Bug 894556

Summary: Failed to get the port number for remote subvolume error when starting a volume for the first time.
Product: [Red Hat Storage] Red Hat Gluster Storage Reporter: Ben Turner <bturner>
Component: glusterfsAssignee: Raghavendra Talur <rtalur>
Status: CLOSED WORKSFORME QA Contact: Ben Turner <bturner>
Severity: medium Docs Contact:
Priority: low    
Version: 2.0CC: amarts, grajaiya, jdarcy, rhs-bugs, sdharane, shaines, vbellur
Target Milestone: ---   
Target Release: ---   
Hardware: x86_64   
OS: Linux   
Whiteboard:
Fixed In Version: Doc Type: Bug Fix
Doc Text:
Story Points: ---
Clone Of: Environment:
Last Closed: 2013-01-31 06:43:37 UTC Type: Bug
Regression: --- Mount Type: ---
Documentation: --- CRM:
Verified Versions: Category: ---
oVirt Team: --- RHEL 7.3 requirements from Atomic Host:
Cloudforms Team: --- Target Upstream Version:
Embargoed:

Description Ben Turner 2013-01-12 06:21:08 UTC
Description of problem:

I am consistently seeing the following errors when starting a volume for the first time:

[2013-01-11 18:18:48.679691] I [rpc-clnt.c:1659:rpc_clnt_reconfig] 0-DISTRIBUTED-client-0: changing port to 24009 (fro
m 0)
[2013-01-11 18:18:49.258045] E [client-handshake.c:1695:client_query_portmap_cbk] 0-DISTRIBUTED-client-1: failed to ge
t the port number for remote subvolume
[2013-01-11 18:18:49.258087] I [client.c:2098:client_rpc_notify] 0-DISTRIBUTED-client-1: disconnected

Version-Release number of selected component (if applicable):

glusterfs-3.3.0.5rhs-40.el6rhs.x86_64

How reproducible:

I consistently see this when starting a volume for the first time after creating a cluster.

Steps to Reproduce:
1.  Create new cluster.
2.  Peer Probe
3.  Start Volume.
4.  Mount over NFS.
  
Actual results:

Everything mounts and works properly, but the error message shows in logs.

Expected results:

No errors.

Additional info:

Comment 2 Amar Tumballi 2013-01-15 07:29:14 UTC
This is possible because of the race between starting of the brick process and NFS server process. (they are started in parallel when a 'gluster volume start' is issued)

This race won't exist in RHS 2.1 (glusterfs-3.4.x + versions). Not a proper work around exists today.

Raghavendra Talur, Please confirm the behavior on 3.4.0 branch and update the bug.

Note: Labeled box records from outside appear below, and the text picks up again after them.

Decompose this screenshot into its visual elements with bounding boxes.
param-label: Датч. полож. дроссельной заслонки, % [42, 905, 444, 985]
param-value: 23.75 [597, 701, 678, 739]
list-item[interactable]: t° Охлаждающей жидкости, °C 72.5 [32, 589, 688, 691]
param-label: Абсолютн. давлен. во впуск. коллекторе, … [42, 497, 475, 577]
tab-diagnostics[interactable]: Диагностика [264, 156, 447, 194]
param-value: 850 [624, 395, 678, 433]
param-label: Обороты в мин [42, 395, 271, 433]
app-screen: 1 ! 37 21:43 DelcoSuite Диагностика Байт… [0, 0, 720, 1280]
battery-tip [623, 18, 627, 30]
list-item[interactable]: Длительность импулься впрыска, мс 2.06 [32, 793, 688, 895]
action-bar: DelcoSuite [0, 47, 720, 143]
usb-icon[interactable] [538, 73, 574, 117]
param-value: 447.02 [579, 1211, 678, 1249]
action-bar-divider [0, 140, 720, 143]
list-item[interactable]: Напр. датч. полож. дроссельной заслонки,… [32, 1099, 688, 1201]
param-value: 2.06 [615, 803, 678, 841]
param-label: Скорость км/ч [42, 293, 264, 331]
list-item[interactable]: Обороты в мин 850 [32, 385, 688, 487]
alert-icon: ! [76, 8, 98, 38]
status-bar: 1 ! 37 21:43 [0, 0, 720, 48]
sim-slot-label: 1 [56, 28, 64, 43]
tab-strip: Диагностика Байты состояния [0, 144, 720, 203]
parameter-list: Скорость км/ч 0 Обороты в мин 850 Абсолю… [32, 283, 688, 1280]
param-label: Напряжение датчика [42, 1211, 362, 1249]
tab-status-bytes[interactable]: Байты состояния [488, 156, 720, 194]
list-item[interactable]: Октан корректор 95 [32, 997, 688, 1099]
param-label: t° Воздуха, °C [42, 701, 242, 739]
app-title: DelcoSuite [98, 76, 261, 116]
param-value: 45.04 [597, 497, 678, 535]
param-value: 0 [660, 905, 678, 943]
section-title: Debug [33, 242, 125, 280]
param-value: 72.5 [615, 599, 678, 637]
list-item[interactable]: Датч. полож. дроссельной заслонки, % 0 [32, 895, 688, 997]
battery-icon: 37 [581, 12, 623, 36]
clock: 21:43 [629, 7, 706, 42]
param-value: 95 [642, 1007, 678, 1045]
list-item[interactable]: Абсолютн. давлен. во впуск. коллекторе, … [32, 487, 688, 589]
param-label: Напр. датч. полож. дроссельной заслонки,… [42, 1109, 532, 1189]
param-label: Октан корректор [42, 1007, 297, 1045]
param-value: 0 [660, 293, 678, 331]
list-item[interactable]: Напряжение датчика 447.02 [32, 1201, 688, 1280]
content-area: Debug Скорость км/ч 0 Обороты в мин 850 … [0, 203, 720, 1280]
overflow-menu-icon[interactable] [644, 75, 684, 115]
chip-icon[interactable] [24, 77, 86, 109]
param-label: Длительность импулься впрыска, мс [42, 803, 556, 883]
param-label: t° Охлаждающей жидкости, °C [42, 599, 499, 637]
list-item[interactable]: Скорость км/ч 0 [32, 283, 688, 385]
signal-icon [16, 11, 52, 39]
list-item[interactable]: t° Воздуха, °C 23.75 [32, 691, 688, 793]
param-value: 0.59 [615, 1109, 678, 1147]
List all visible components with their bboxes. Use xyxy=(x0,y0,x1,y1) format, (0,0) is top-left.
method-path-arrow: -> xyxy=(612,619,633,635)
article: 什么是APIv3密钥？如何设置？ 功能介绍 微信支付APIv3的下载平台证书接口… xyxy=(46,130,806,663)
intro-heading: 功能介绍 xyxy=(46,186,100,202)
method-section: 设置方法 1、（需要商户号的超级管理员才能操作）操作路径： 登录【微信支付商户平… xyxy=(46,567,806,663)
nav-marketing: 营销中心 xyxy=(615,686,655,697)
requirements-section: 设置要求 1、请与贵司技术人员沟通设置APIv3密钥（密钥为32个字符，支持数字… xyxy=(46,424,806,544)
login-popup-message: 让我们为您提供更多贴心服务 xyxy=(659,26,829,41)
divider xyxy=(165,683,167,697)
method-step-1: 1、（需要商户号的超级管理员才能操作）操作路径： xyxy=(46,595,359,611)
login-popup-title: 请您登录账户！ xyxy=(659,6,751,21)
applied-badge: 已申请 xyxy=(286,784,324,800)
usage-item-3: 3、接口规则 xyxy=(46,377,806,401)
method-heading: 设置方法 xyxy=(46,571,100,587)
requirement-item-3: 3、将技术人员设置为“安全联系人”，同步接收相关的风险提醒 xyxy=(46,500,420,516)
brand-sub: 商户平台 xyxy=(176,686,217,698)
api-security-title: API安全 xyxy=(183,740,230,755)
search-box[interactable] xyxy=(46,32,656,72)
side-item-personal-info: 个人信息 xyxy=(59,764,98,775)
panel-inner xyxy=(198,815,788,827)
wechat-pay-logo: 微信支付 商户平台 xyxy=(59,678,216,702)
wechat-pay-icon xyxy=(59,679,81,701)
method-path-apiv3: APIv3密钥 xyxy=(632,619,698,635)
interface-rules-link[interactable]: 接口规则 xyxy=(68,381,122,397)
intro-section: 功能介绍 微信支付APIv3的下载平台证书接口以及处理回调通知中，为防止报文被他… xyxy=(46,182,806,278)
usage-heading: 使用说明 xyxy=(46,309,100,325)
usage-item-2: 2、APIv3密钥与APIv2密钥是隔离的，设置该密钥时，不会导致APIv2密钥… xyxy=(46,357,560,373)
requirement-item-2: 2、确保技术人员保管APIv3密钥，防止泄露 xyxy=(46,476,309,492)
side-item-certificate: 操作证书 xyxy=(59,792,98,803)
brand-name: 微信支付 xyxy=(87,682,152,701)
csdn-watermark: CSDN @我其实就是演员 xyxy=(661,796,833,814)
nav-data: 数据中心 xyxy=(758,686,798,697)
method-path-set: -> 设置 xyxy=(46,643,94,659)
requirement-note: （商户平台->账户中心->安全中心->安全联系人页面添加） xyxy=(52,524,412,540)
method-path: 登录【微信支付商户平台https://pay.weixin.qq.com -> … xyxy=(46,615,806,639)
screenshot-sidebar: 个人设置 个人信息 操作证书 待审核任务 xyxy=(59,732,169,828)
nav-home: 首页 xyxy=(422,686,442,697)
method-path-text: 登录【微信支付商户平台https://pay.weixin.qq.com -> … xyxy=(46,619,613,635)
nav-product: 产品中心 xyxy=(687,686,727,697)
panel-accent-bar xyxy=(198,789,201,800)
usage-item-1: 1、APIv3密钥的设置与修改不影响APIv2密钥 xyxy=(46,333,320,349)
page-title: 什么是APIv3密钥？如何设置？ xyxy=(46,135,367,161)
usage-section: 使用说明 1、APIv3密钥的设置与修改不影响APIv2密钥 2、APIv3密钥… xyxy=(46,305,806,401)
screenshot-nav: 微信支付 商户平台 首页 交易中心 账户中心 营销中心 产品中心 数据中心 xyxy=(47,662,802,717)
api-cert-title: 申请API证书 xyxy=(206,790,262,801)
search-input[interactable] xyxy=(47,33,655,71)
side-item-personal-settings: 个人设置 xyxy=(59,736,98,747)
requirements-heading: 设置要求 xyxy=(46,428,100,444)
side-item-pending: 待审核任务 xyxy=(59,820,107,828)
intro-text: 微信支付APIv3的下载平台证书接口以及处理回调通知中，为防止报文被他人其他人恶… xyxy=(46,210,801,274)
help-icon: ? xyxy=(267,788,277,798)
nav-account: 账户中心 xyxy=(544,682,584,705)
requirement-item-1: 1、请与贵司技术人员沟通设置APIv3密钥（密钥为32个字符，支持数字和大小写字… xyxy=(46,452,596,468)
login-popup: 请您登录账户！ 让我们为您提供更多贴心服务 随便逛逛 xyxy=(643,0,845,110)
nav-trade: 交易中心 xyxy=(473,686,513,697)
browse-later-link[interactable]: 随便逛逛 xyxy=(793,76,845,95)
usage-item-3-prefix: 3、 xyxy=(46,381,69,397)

Comment 3 Ben Turner 2013-01-16 17:00:48 UTC
I can confirm that this doesn't happen on 3.4 branch.  I tested with glusterfs-3.4.0qa5-1.el6rhs.x86_64.

Comment 4 Amar Tumballi 2013-01-31 06:43:37 UTC
Any thoughts on what should be the status of this issue? I guess we should close it as WORKSFORME, as we decided 2.0.z would have only critical fixes after update 4.

Will be closing this as WORKSFORME, and please re-open if this is a serious issue and we should include in 2.0.z branch.